Can anybody tell me what does a segregated account mean?

Discussion in 'Trading' started by TILT2, Nov 2, 2011.

  1. TILT2

    TILT2

    Hi everyone, I am a new guy. Can anybody tell me what does a segregated account mean? Can it ensure that my money is safe?I have 6 digits money in my account. If the same thing happened on MF Global happened on my broker, say, bankruptcy or out of business ,whatever, will my money still be there?

    Seriously

    Thank you.
     
  2. The principle of segregation is that customer funds are kept separate from those of the firm. Theoretically, the firm could go bankrupt and not have that affect customer funds.

    In the MF Global case, however, they apparently (and illegally) used customer funds to back losing trades of the firm. It has been said that this is a "first" case of such a violation and abuse.

    In security accounts, SIPC provides some insurance. In commodities accounts, there is no such insurance.
     
  3. And don't forget:

    "Segregated funds are subject to stringent daily, monthly, and annual monitoring by industry regulatory agencies."

    Ahahahahahaha :D :D :D
     
  4. Someone care to refresh my memory on Sentinel and that whole drama a few years back. If I remember correctly that was another episode of chasing yield that almost ended in a bunch of smaller disasters.
     
  5. So what is your exposure if you only day trade futures? I keep hearing about the accounts are swept overnight into another account.
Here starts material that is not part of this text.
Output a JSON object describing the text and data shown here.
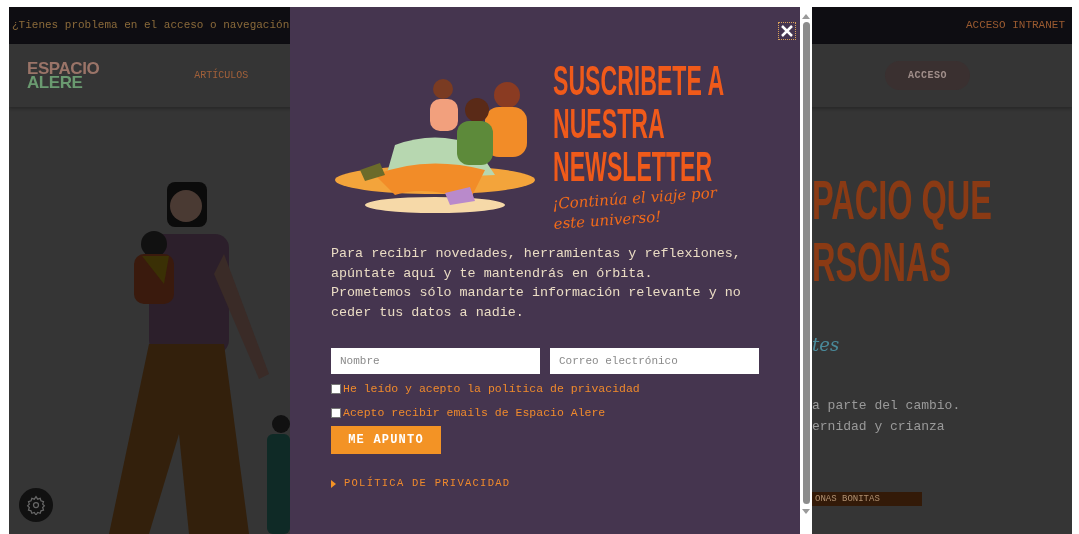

    Anybody have any info?
     
  6. And net net that can mean you have absolutely no protections and no insurance of any kind with a futures account at any firm. Even when IB sweeps your excess money in your futures account back to your securities account, all the funds in your futures account are completely at risk.
     
  7. I don't think that's true that cash inside a futures account does not have SIPC coverage. Positions, no, but cash?

    Seems yes

    From their website:

    The cash and securities – such as stocks and bonds – held by a customer at a financially troubled brokerage firm are protected by SIPC.

    Among the investments that are ineligible for SIPC protection are commodity futures contracts (unless defined as customer property under the Securities Investor Protection Act) and currency, as well as investment contracts (such as limited partnerships) and fixed annuity contracts that are not registered with the U.S. Securities and Exchange Commission under the Securities Act of 1933.
     
  8. No, SIPC has nothing to do with a futures account, only a securities account. That is why IB and others sweep the excess cash out of your futures account back to the securities account to get the SIPC insurance. Anything in a futures account has zero protection at this point. I am not a fan of government intervention but it may be time for an futures version of SIPC.
     
  9. southall

    southall

    I think the UK version of SIPC is company based and not account type based.

    Cash, Stocks, FX, Futures accounts are all protected up a limit as long as the financial company is authorized to handle public money by the financial regulator (the FSA).

    You guys in the US need something similar, SIPC should cover all account types.
     
  10. Yes, and I've read the SIPC site over and over again.

    *Nowhere* does it say a cash position held inside a futures account is NOT covered. It does say that commodities and futures contracts held (and lost through bankruptcy) will NOT be replaced like securities would (eg they replace the actual security held, not the cash that security was worth if lost to bankruptcy).

    But it does not say anywhere, that a cash position, held in a futures account, and then is lost through bankruptcy of the firm, is NOT covered.

    <b>I'm reading it's covered. Please provide a link if you disagree.</b>

    And let's not forget, this assumes that there is actual money missing from the MF accounts. The SIPC insurance won't be needed if there isn't any actual money gone. Using customer funds doesn't *automatically* mean they're gone. And I've never seen any actual announcement that that's the case. The NYT story saying 'sources' say money is missing and the lawyer for MF quoting MF management that it's not.

    No SIPC release, which is only thing I'm listening to, has said money is actually missing.